The number of deals in the food industry has increased rapidly in recent years since the acquisition of Heinz in early 2013. Mondelez (MDLZ, Financial) merged its coffee business with Dutch group DE MasterBlenders, while China’s Shuanghui International bought U.S. pork processor, Last year, as cereal demand continued to drop across the U.S., General Mills (GIS, Financial) acquired Annie’s (BNNY, Financial), a natural foods company, for $820 million.

Deal details

This deal is peculiar from the start. Kraft shareholders will get one share of Heinz for each share of Kraft stock. This is regular; the queer part is that Heinz is private and will publicly list its share price in connection with this transaction. As Heinz is not a publically traded company, the share price is uncertain. Kraft has put their trust in Heinz. This is not a big risk as the stock price of Heinz would be similar to that of Kraft. H.J. Heinz's common stock was delisted from the New York Stock Exchange (NYSE) in July 2013. Since Heinz has a better success run, it may be priced higher than Kraft itself.
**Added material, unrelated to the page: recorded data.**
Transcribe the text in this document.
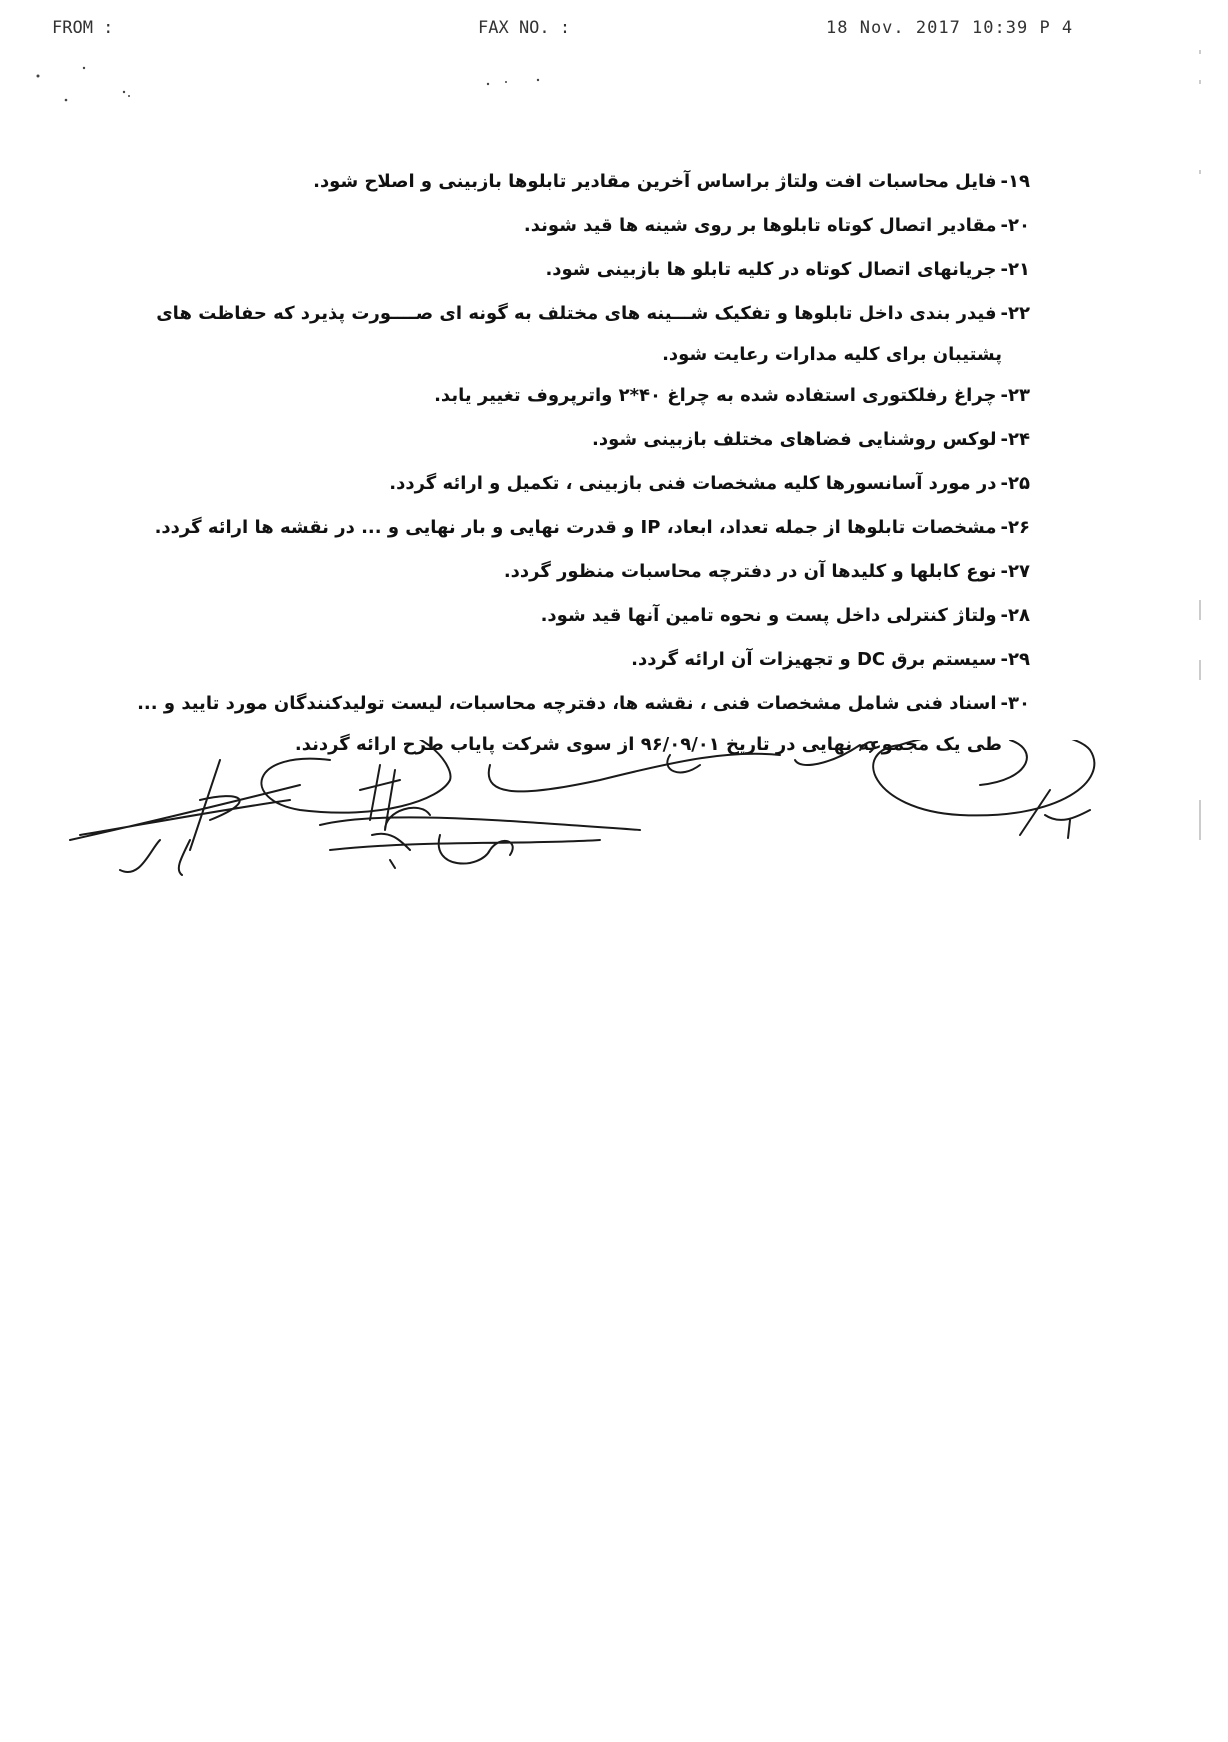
FROM :	FAX NO. :	18 Nov. 2017 10:39 P 4
۱۹-فایل محاسبات افت ولتاژ براساس آخرین مقادیر تابلوها بازبینی و اصلاح شود.
۲۰-مقادیر اتصال کوتاه تابلوها بر روی شینه ها قید شوند.
۲۱-جریانهای اتصال کوتاه در کلیه تابلو ها بازبینی شود.
۲۲-فیدر بندی داخل تابلوها و تفکیک شـــینه های مختلف به گونه ای صــــورت پذیرد که حفاظت های
پشتیبان برای کلیه مدارات رعایت شود.
۲۳-چراغ رفلکتوری استفاده شده به چراغ ۴۰*۲ واترپروف تغییر یابد.
۲۴-لوکس روشنایی فضاهای مختلف بازبینی شود.
۲۵-در مورد آسانسورها کلیه مشخصات فنی بازبینی ، تکمیل و ارائه گردد.
۲۶-مشخصات تابلوها از جمله تعداد، ابعاد، IP و قدرت نهایی و بار نهایی و ... در نقشه ها ارائه گردد.
۲۷-نوع کابلها و کلیدها آن در دفترچه محاسبات منظور گردد.
۲۸-ولتاژ کنترلی داخل پست و نحوه تامین آنها قید شود.
۲۹-سیستم برق DC و تجهیزات آن ارائه گردد.
۳۰-اسناد فنی شامل مشخصات فنی ، نقشه ها، دفترچه محاسبات، لیست تولیدکنندگان مورد تایید و ...
طی یک مجموعه نهایی در تاریخ ۹۶/۰۹/۰۱ از سوی شرکت پایاب طرح ارائه گردند.
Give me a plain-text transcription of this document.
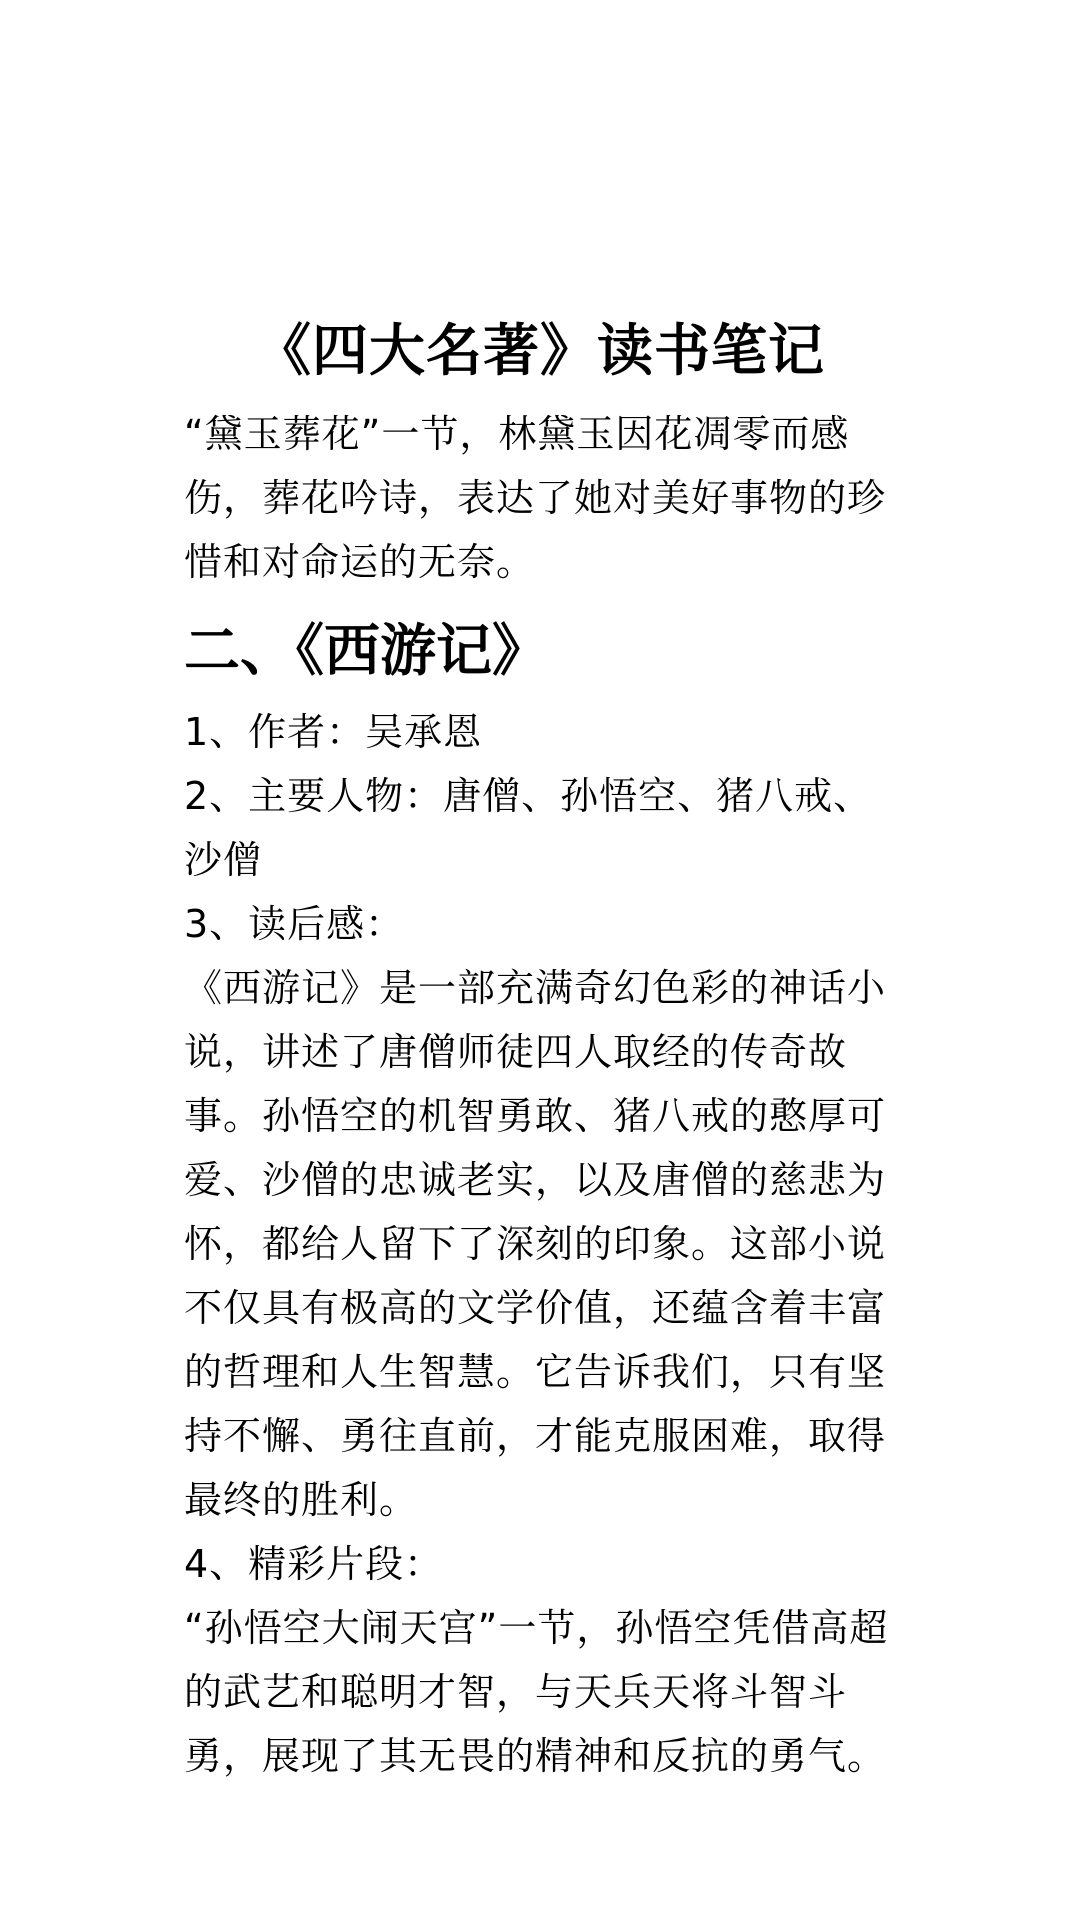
《四大名著》读书笔记

“黛玉葬花”一节，林黛玉因花凋零而感伤，葬花吟诗，表达了她对美好事物的珍惜和对命运的无奈。

二、《西游记》

1、作者：吴承恩

2、主要人物：唐僧、孙悟空、猪八戒、沙僧

3、读后感：

《西游记》是一部充满奇幻色彩的神话小说，讲述了唐僧师徒四人取经的传奇故事。孙悟空的机智勇敢、猪八戒的憨厚可爱、沙僧的忠诚老实，以及唐僧的慈悲为怀，都给人留下了深刻的印象。这部小说不仅具有极高的文学价值，还蕴含着丰富的哲理和人生智慧。它告诉我们，只有坚持不懈、勇往直前，才能克服困难，取得最终的胜利。

4、精彩片段：

“孙悟空大闹天宫”一节，孙悟空凭借高超的武艺和聪明才智，与天兵天将斗智斗勇，展现了其无畏的精神和反抗的勇气。
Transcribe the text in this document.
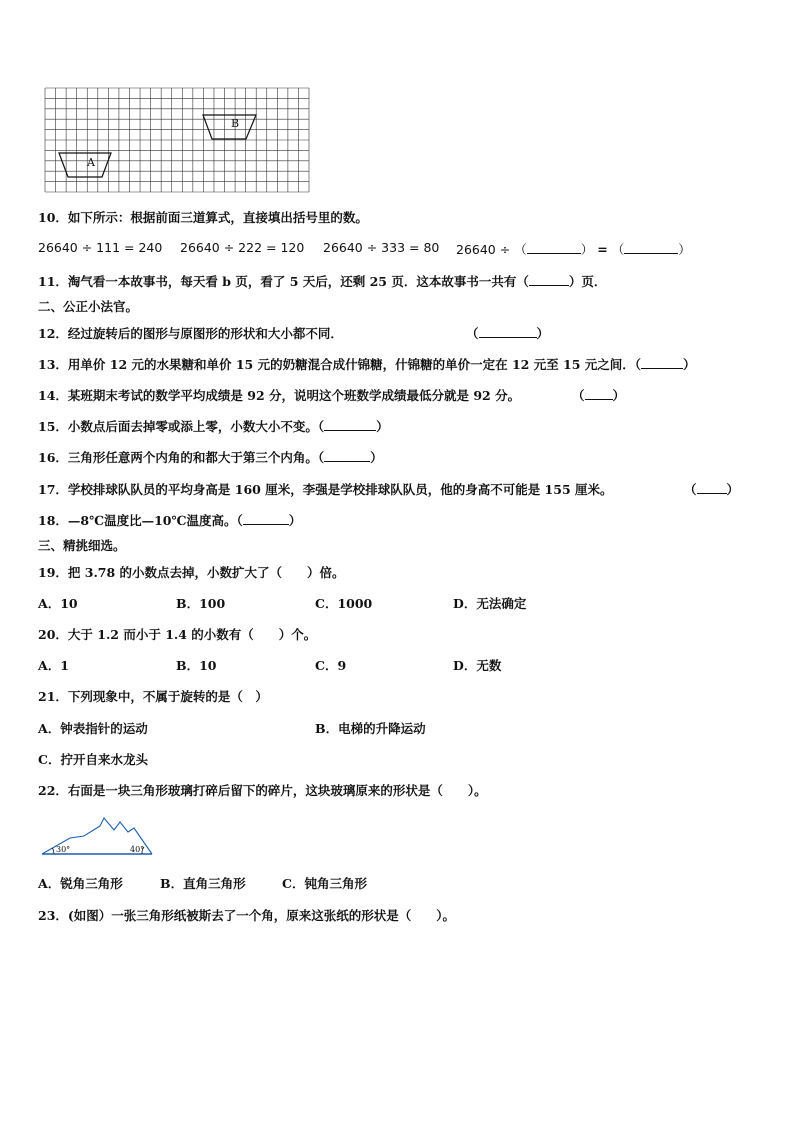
B
A
10．如下所示：根据前面三道算式，直接填出括号里的数。
26640 ÷ 111 = 240 26640 ÷ 222 = 120 26640 ÷ 333 = 80 26640 ÷ （	） = （	）
11．淘气看一本故事书，每天看 b 页，看了 5 天后，还剩 25 页．这本故事书一共有（	）页．
二、公正小法官。
12．经过旋转后的图形与原图形的形状和大小都不同．	（	）
13．用单价 12 元的水果糖和单价 15 元的奶糖混合成什锦糖，什锦糖的单价一定在 12 元至 15 元之间．（	）
14．某班期末考试的数学平均成绩是 92 分，说明这个班数学成绩最低分就是 92 分。	（ ）
15．小数点后面去掉零或添上零，小数大小不变。（	）
16．三角形任意两个内角的和都大于第三个内角。（	）
17．学校排球队队员的平均身高是 160 厘米，李强是学校排球队队员，他的身高不可能是 155 厘米。	（ ）
18．—8℃温度比—10℃温度高。（	）
三、精挑细选。
19．把 3.78 的小数点去掉，小数扩大了（　　）倍。
A．10	B．100	C．1000	D．无法确定
20．大于 1.2 而小于 1.4 的小数有（　　）个。
A．1	B．10	C．9	D．无数
21．下列现象中，不属于旋转的是（　）
A．钟表指针的运动	B．电梯的升降运动
C．拧开自来水龙头
22．右面是一块三角形玻璃打碎后留下的碎片，这块玻璃原来的形状是（　　）。
30°	40°
A．锐角三角形	B．直角三角形	C．钝角三角形
23．(如图）一张三角形纸被斯去了一个角，原来这张纸的形状是（　　）。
Warren Buffett (Trades, Portfolio) and Jorge Lemann are extremely good negotiators and they know the best about Heinz's stock price. 3G Capital and Berkshire Hathaway bought Heinz two years ago and made the company private. The deal is specifically structured to keep Berkshire Hathaway and 3G Capital in power. If they had paid in only stock then Berkshire and 3G's share would have been less than 50% and they would have lost control. Thus each Kraft shareholder will receive a special cash dividend of $16.50 per share as part of the deal. Berkshire and 3G Capital are paying $10 billion for the special dividend payment.

Kraft Heinz Co. will include Kraft, Heinz and hotdog maker Oscar Mayer which currently has a combined sales worth $29 billion. The company targets to make annual cost savings of $1.5 billion by the end of 2017.

Brand portfolio

Heinz’s brands include some famous packaged food brands namely Classico pasta sauce, Heinz Ketchup, Ore-Ida, Lea & Perrins, Bagel Bites, Nurture infant formula, Weight Watchers Smart Ones, and Golden Circle. Kraft Foods Group Inc. includes A1, Athenos, Breakstones, CapriSun, Cheez Whiz, Cracker Barrel, Cool Whip, Country Time Lemonade, Jell-O, Kool Aid, Maxwell House, Oscar Mayer, Planters, Stove Top and Velveeta.

Heinz's CEO Bernardo Hees will be the chief executive of the newly formed company. The new Kraft Heinz Company will be co-headquartered in the Pittsburgh and Chicago areas.

Parting words

The market seemed to be comfortable with the deal as Kraft's share price surged 36% the day the deal was announced. The industry is looking for cost cutting and efficient ways and 3G has a reputation for introducing aggressive cost cuts and improving efficiency at other companies it has invested in the past. This is being viewed as a plus point for the combined company as it would take cost cutting in food packaging to a new level.